Dernière mise à jour : 14 mai 2023




Extrait de :

John Stuart Mill

Mes mémoires : histoire de ma vie et de mes idées

(1874)




"Je suis né à Londres, le 10 mai 1806. Je suis le fils aîné de James Mill, l'auteur de l'Histoire des Indes Anglaises. Mon père, fils d'un chétif marchand qui exploitait aussi, je crois, une petite ferme, à Northwaler Bridge, dans le comté d'Angus, en Ecosse, attira par les qualités de son esprit l'attention de Sir John Stuart, de Fettercairn, membre de la cour de l'Échiquier d'Ecosse. Sir John Stuart le fit entrer à l'Université d'Edimbourg avec une bourse que Lady Jane Stuart, sa femme, et d'autres dames avaient fondée pour l'instruction de jeunes gens destinés à l'Église d'Ecosse.

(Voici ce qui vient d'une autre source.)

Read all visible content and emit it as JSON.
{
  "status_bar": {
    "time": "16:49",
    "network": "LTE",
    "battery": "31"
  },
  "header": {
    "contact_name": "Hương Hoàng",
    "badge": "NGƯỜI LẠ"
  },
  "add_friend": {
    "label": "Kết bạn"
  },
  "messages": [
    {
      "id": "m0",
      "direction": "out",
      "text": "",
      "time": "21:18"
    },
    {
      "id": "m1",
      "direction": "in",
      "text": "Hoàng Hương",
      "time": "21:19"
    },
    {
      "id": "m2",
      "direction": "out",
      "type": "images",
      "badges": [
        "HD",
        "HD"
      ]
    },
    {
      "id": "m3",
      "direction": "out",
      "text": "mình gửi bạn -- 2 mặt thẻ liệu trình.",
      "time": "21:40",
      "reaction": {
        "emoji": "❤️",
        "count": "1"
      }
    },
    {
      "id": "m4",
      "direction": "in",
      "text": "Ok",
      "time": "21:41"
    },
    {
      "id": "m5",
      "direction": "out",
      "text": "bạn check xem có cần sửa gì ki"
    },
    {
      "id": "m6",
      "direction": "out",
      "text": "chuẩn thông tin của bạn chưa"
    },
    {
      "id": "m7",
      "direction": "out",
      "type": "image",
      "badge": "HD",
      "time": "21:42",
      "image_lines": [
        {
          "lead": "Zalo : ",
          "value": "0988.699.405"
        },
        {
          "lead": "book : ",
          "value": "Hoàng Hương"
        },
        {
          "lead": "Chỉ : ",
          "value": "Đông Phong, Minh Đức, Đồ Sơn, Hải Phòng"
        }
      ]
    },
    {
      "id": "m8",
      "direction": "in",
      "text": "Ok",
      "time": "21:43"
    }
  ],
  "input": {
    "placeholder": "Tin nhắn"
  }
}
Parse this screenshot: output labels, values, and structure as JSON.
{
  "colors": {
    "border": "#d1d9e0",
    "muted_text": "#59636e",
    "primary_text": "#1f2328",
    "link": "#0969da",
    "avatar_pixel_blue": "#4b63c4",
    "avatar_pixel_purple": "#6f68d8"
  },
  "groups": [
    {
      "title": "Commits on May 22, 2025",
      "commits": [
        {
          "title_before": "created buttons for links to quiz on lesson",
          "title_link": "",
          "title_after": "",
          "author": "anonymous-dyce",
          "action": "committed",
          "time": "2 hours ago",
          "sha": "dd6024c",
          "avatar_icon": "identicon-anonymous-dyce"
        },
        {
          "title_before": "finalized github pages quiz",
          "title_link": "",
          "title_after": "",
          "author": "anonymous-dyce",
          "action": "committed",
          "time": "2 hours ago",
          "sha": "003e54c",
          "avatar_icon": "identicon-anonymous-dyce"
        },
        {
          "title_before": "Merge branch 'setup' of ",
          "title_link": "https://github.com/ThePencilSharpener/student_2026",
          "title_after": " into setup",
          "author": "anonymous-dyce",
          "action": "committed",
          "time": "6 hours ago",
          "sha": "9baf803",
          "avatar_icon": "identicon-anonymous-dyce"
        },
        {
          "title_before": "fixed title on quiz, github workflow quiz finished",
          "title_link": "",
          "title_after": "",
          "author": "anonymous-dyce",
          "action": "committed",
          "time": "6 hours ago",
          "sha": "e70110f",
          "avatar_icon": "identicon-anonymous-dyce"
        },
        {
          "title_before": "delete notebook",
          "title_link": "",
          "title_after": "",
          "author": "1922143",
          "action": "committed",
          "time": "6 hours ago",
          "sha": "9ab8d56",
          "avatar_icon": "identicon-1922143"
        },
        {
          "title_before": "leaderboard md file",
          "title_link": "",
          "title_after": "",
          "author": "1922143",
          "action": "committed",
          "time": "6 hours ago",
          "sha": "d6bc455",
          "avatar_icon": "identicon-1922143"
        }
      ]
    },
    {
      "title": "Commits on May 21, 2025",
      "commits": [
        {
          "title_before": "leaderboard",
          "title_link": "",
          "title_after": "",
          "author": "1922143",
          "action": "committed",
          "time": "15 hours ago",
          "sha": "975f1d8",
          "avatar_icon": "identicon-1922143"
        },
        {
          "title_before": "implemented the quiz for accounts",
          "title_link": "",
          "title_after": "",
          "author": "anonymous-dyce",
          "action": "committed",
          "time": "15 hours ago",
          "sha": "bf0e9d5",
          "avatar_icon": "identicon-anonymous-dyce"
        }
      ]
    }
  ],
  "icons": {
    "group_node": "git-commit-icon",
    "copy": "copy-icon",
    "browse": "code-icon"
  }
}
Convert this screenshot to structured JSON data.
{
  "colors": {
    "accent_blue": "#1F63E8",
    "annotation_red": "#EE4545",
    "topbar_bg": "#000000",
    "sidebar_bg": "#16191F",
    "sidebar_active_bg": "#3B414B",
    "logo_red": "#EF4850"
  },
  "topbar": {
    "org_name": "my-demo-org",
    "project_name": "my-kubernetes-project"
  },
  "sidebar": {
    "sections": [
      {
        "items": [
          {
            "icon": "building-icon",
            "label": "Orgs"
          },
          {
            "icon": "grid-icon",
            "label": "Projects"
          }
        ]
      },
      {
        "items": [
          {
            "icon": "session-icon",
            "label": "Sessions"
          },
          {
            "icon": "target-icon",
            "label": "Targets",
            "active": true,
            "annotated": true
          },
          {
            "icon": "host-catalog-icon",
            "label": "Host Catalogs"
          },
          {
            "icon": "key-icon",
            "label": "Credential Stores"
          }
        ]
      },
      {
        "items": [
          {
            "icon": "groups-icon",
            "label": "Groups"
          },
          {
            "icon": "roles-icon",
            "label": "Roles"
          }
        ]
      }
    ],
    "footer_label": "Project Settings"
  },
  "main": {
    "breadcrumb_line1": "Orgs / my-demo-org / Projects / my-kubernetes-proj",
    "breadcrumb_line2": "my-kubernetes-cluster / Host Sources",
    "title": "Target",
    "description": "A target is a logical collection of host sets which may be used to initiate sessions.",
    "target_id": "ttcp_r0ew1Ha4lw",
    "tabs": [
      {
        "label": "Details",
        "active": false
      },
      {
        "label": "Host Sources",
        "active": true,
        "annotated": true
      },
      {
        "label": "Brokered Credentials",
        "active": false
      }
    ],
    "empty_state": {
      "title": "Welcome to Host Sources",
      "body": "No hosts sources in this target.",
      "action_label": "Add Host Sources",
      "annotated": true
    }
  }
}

Mon père y fit toutes ses études, et reçut ses licences de prédicateur. Pourtant il n'entra pas dans la carrière ecclésiastique parce qu'il voyait bien qu'il ne pouvait croire les doctrines de l'Église d'Ecosse pas plus que celles d'aucune autre Église. Pendant quelques années, il exerça la profession de précepteur dans plusieurs familles d'Ecosse, entre autres chez le marquis de Tweddale; puis il se fixa à Londres, et se mit à écrire. Jusqu'au moment où il obtint un emploi dans les bureaux de la Compagnie des Indes, il n'eut pas d'autre moyen d'existence que sa plume.


(...)


Rien n'aurait pu le déterminer à écrire contre ses convictions; au contraire, il ne manquait jamais de profiter de toutes les occasions que lui offraient les circonstances pour produire ses opinions dans ses écrits. Jamais, il faut le dire aussi, il ne faisait rien négligemment, jamais il n'entreprit un travail littéraire ou d'un autre genre, auquel il ne pût pas consacrer consciencieusement le travail nécessaire pour l'accomplir dignement. C'est sous le poids de ces charges, qu'il a tracé le plan de son Histoire des Indes, qu'il l'a commencée et terminée, dans l'espace de dix ans. Ajoutez à cela que durant tout ce temps, il consacrait une grande partie de ses journées à l'instruction de ses enfants; pour moi, notamment, il s'imposait un travail, des soins, une persévérance, dont il n'existe peut-être pas d'autre exemple, afin de me donner, selon les idées qu'il s'en faisait, l'éducation intellectuelle la plus élevée. Mon père, qui observait si fidèlement dans sa conduite le précepte qui défend de perdre son temps, devait naturellement le mettre en pratique dans l'éducation de son élève.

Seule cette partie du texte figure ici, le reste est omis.